The most recent report for detached home construction starts is May 2025. The Denver Metropolitan Statistical Area (MSA) pulled permits on 683 homes. This is lower than the five-year average of 883 for May. The National Home Builders Association recently reported that 38% of builders surveyed are offering discounts.
Overall, the market has a surplus of supply. This is causing stable prices and low appreciation.
Demand
Showings are a great leading indicator for demand in the residential real estate market. There were 56,898 showings booked through ShowingTime in the Denver Metro Area during June. This is up 3.0% compared to June 2024 but down (3.2%) compared to May 2025. The average number of showings for June over the last six years is 79,974, highlighting that demand is weaker than historical averages.
Denver had 3,721 properties go under contract during June 2025, which is up 2.1% compared to June 2024 but down (2.8%) compared to May.

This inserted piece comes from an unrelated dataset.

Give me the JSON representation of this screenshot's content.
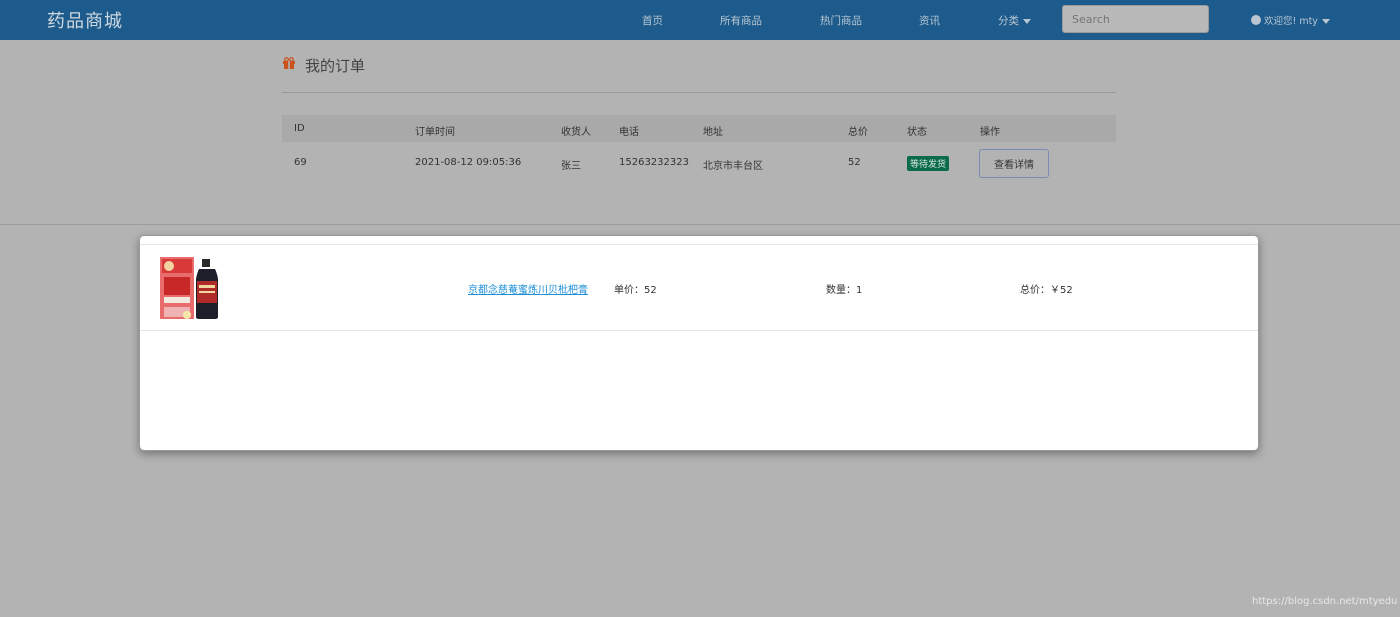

There were 3,829 closings in June 2025 compared to 3,705 in June 2024, reflecting a year-over-year increase of 3.3. Compared to May 2025, this represents a (5.7%) decrease, following the typical seasonal pattern of higher spring activity.
The median days on the market for June increased to 18 days from 13 days in May 2024. Therefore, the market is still moving relatively quickly despite higher inventory levels. The current list price-to-close price ratio remained steady at 100.00%, indicating that sellers are generally receiving their asking prices. With that said, when we look at the original list price-to-close price ratio, we find a ratio of 98.10%. This means sellers are reducing their asking prices by nearly 2% before they receive an offer.
Therefore, demand remains steady but continues to face pressure from higher interest rates and property prices. The trend for 2025 appears to follow what we saw in 2023 and 2024. The lower level of transaction volume is very close to what we saw in 2010, 2011, and 2012 (during the tail end of the financial crisis).
Sales Prices
Long-term appreciation for Denver residential real estate averages around 6%, but current market conditions with higher prices, interest rates, and inventory are moderating short-term gains. The current market is giving buyers more options than it did during 2020, 2021, and 2022.
During June the median sale price for attached and detached properties was $600,000. This is almost exactly where we were in June 2024 with $599,990. This stability in prices reflects a balanced response to the increase in supply and steady demand. When compared to May 2025, the median price increased 1.7%.
Months of Inventory
The months of inventory metric is a great indicator to watch for market trends. A seller’s market typically has 0-3 months of inventory, a balanced market has 4-6 months, and 7+ months indicates a buyer’s market. With 15,236 listings on the market and 3,829 closings in June, we have 4.0 months of inventory. If we measured inventory in weeks that would be 17.05 weeks. June 2024 had 13.64 weeks. This places the market in a balanced position, which often leads to stable pricing trends.
In summary, supply, demand, median sales price, and months of inventory are key metrics to watch for understanding market trends. Supply is higher than it has been in years, providing buyers with more choices. Demand, while steady, is softer compared to historical norms due to high prices and interest rates. The median sales price shows stability, suggesting that the market remains resilient even with increased inventory. Lastly, months of inventory indicate a balanced market, setting the stage for flat to moderate appreciation throughout 2025.